La narración no sigue un orden lineal; en cada capítulo, los hechos evocados pueden ser nuevos o también se puede volver sobre escenas ya mostradas antes y completarlas o narrarlas desde otros ángulos (esto ocurre sobre todo cuando se habla del padre, del abuelo o de alguno de los compañeros de clase). Muchos de los pequeños motivos narrativos que se pueden leer en estas páginas tienen que ver con el arte o el deporte; algunos de los capítulos hablan de natación o fútbol, pero también de músicos y escritores. Aquí, destaca la figura del albanés Ismaíl Kadaré; el tema albanés acaba tomando importancia narrativa en la historia. Las apreciaciones de Escudero Abenza sobre las realidades que muestra pueden ser en algunos casos típicas, como cuando se habla del chico gordo que era el portero del equipo de fútbol o del ambiente varonil de las peluquerías de caballeros a las que empieza a ir a los diez años, pero muchas otras (la mayoría) son apreciaciones bastante originales de la realidad; en este sentido, me han gustado las notas sobre las inundaciones que sufría su barrio cuando era pequeño, o el tema narrativo ‒como ya he comentado‒ en que se acaba convirtiendo Albania: sus escritores y deportistas, su política…
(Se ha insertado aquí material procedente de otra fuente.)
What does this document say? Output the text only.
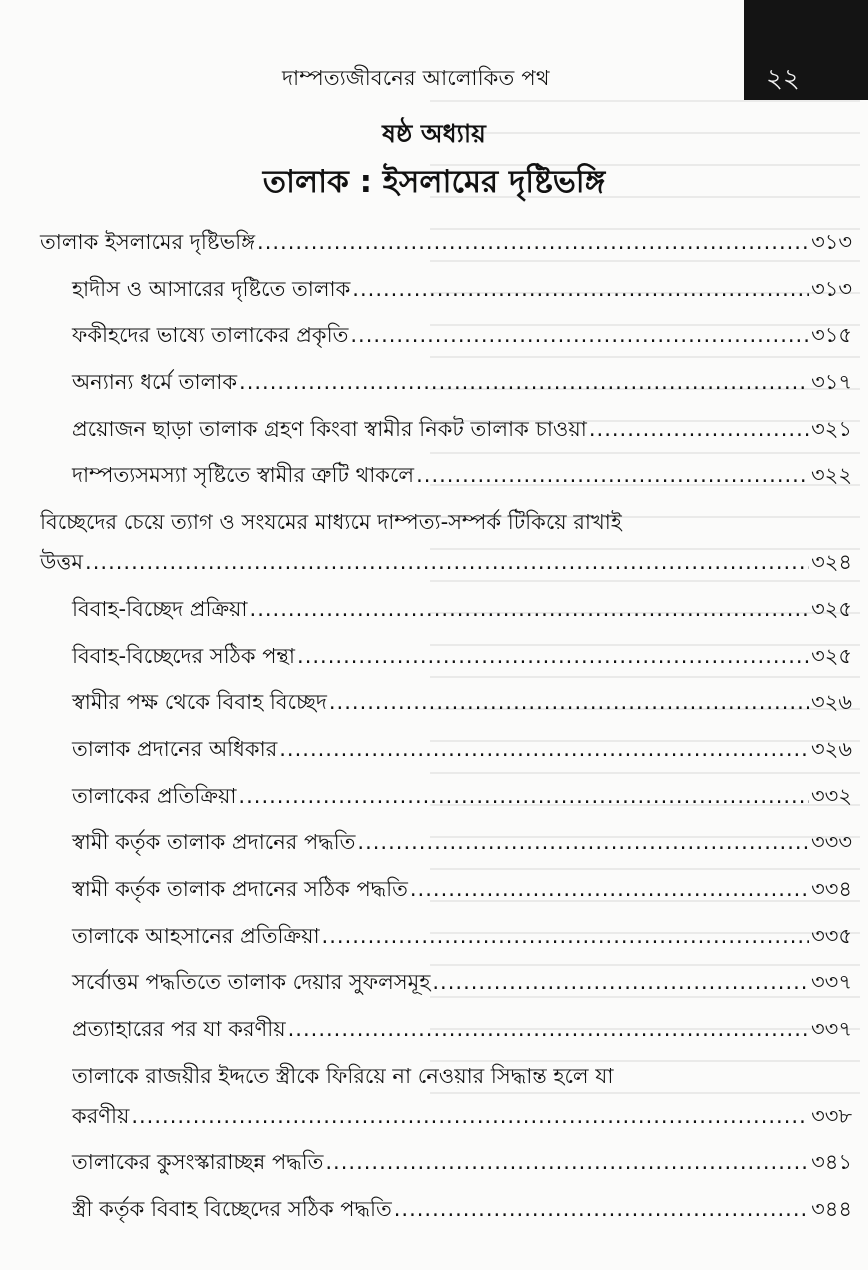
দাম্পত্যজীবনের আলোকিত পথ	২২
ষষ্ঠ অধ্যায়
তালাক : ইসলামের দৃষ্টিভঙ্গি
তালাক ইসলামের দৃষ্টিভঙ্গি .....	৩১৩
হাদীস ও আসারের দৃষ্টিতে তালাক .....	৩১৩
ফকীহদের ভাষ্যে তালাকের প্রকৃতি .....	৩১৫
অন্যান্য ধর্মে তালাক .....	৩১৭
প্রয়োজন ছাড়া তালাক গ্রহণ কিংবা স্বামীর নিকট তালাক চাওয়া .....	৩২১
দাম্পত্যসমস্যা সৃষ্টিতে স্বামীর ত্রুটি থাকলে .....	৩২২
বিচ্ছেদের চেয়ে ত্যাগ ও সংযমের মাধ্যমে দাম্পত্য-সম্পর্ক টিকিয়ে রাখাই
উত্তম .....	৩২৪
বিবাহ-বিচ্ছেদ প্রক্রিয়া .....	৩২৫
বিবাহ-বিচ্ছেদের সঠিক পন্থা .....	৩২৫
স্বামীর পক্ষ থেকে বিবাহ বিচ্ছেদ .....	৩২৬
তালাক প্রদানের অধিকার .....	৩২৬
তালাকের প্রতিক্রিয়া .....	৩৩২
স্বামী কর্তৃক তালাক প্রদানের পদ্ধতি .....	৩৩৩
স্বামী কর্তৃক তালাক প্রদানের সঠিক পদ্ধতি .....	৩৩৪
তালাকে আহসানের প্রতিক্রিয়া .....	৩৩৫
সর্বোত্তম পদ্ধতিতে তালাক দেয়ার সুফলসমূহ .....	৩৩৭
প্রত্যাহারের পর যা করণীয় .....	৩৩৭
তালাকে রাজয়ীর ইদ্দতে স্ত্রীকে ফিরিয়ে না নেওয়ার সিদ্ধান্ত হলে যা
করণীয় .....	৩৩৮
তালাকের কুসংস্কারাচ্ছন্ন পদ্ধতি .....	৩৪১
স্ত্রী কর্তৃক বিবাহ বিচ্ছেদের সঠিক পদ্ধতি .....	৩৪৪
Dentro de un tono sencillo, pero marcadamente melancólico, se tiende a la página poética (de hecho, más de uno de los capítulos cortos se podrían leer como poemas en prosa), no exenta de un particular sentido del humor: «Seguramente la siguiente moda estúpida será la de blanquearse los huesos para que brillen más en las radiografías», leemos en la página 61.
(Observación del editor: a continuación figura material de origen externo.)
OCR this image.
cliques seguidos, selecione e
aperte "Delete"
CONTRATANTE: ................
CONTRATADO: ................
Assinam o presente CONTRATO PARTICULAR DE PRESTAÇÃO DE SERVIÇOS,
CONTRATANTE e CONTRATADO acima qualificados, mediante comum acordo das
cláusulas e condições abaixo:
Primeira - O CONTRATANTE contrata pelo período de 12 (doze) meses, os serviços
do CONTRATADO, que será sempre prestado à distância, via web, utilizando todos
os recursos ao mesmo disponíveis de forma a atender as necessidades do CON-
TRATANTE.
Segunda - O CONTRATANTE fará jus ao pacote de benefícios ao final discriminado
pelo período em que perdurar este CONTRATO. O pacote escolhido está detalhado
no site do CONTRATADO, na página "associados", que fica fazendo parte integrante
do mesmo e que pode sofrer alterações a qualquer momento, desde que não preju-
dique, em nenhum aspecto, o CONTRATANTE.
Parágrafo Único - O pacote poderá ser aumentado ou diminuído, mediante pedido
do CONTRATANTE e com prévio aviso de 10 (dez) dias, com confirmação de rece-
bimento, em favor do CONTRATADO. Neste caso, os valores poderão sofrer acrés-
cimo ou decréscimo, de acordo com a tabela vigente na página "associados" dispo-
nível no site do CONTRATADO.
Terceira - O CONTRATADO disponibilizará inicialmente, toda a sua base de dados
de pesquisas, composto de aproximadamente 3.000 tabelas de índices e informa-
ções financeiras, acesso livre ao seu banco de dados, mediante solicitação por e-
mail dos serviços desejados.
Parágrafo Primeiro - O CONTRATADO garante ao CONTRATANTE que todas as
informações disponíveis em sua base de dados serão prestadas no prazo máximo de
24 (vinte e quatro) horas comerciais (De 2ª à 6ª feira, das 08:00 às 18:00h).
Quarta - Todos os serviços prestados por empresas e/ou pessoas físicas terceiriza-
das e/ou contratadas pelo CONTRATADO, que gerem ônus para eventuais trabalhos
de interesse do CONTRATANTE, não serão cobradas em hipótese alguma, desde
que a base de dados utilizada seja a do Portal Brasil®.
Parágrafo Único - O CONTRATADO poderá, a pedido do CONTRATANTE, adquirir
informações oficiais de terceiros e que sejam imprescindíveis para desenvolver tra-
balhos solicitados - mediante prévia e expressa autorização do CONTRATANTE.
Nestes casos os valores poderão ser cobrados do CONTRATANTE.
En la contraportada, para emparentar el libro con otros en los que se ha podido inspirar el autor, se citan dos: Yo recuerdo de Joe Brainard y Me acuerdo de Georges Perec. Son dos libros que no he leído, pero sí he hojeado. En más de una ocasión, la escritura morosa y evocadora de Escudero Abenza me ha recordado al Ray Loriga de Lo peor de todo o Héroes, pero ignoro si se trata de una referencia válida para alguien nacido en 1984.
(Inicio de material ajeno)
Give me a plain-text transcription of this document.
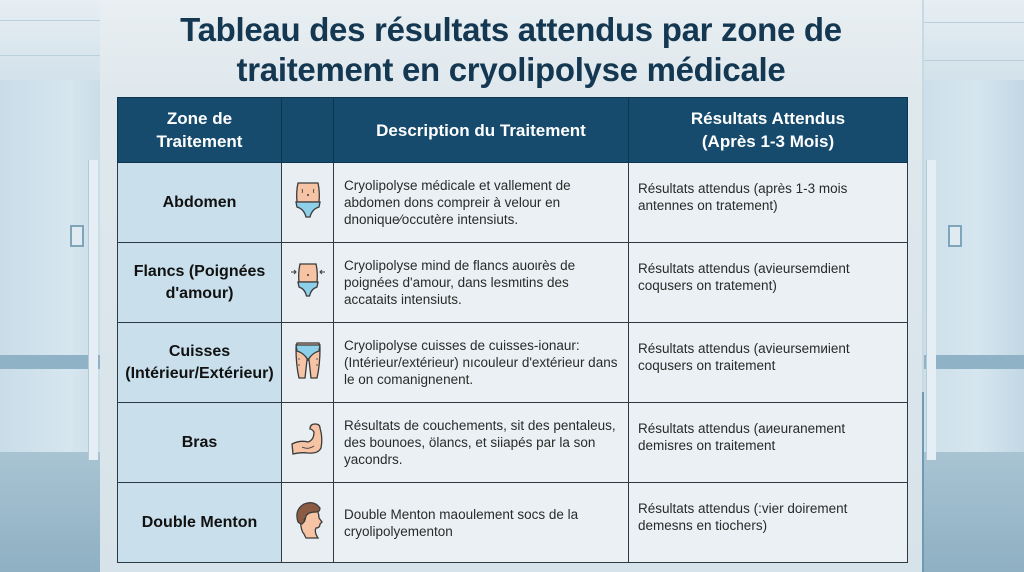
Tableau des résultats attendus par zone de traitement en cryolipolyse médicale
Zone de Traitement		Description du Traitement	Résultats Attendus (Après 1-3 Mois)
Abdomen		Cryolipolyse médicale et vallement de abdomen dons compreir à velour en dnonique⁄occutère intensiuts.	Résultats attendus (après 1-3 mois antennes on tratement)

Flancs (Poignées d'amour)		Cryolipolyse mind de flancs auoιrès de poignées d'amour, dans lesmιtins des accataits intensiuts.	Résultats attendus (avieursemdient coqusers on tratement)

Cuisses (Intérieur/Extérieur)		Cryolipolyse cuisses de cuisses-ionaur: (Intérieur/extérieur) nıcouleur d'extérieur dans le on comanignenent.	Résultats attendus (avieursemᴎient coqusers on traitement

Bras		Résultats de couchements, sit des pentaleus, des bounoes, ölancs, et siiapés par la son yacondrs.	Résultats attendus (aᴎeuranement demisres on traitement

Double Menton		Double Menton maoulement socs de la cryolipolyementon	Résultats attendus (:vier doirement demesns en tiochers)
La pega que se le puede poner a un libro como Mil dolores pequeños es que, al estar construido como un conjunto de recuerdos aparentemente deshilvanados, no tiene demasiada tensión narrativa. Imagino que Escudero Abenza no quería escribir una novela con tensión narrativa, para la que se requieren otro tipo de planteamientos. Él ha escrito una novela ‒sobre el fin de una juventud humilde‒ poética, nostálgica y evocadora, con algunas digresiones muy originales e imágenes potentes, que se lee siempre con agrado.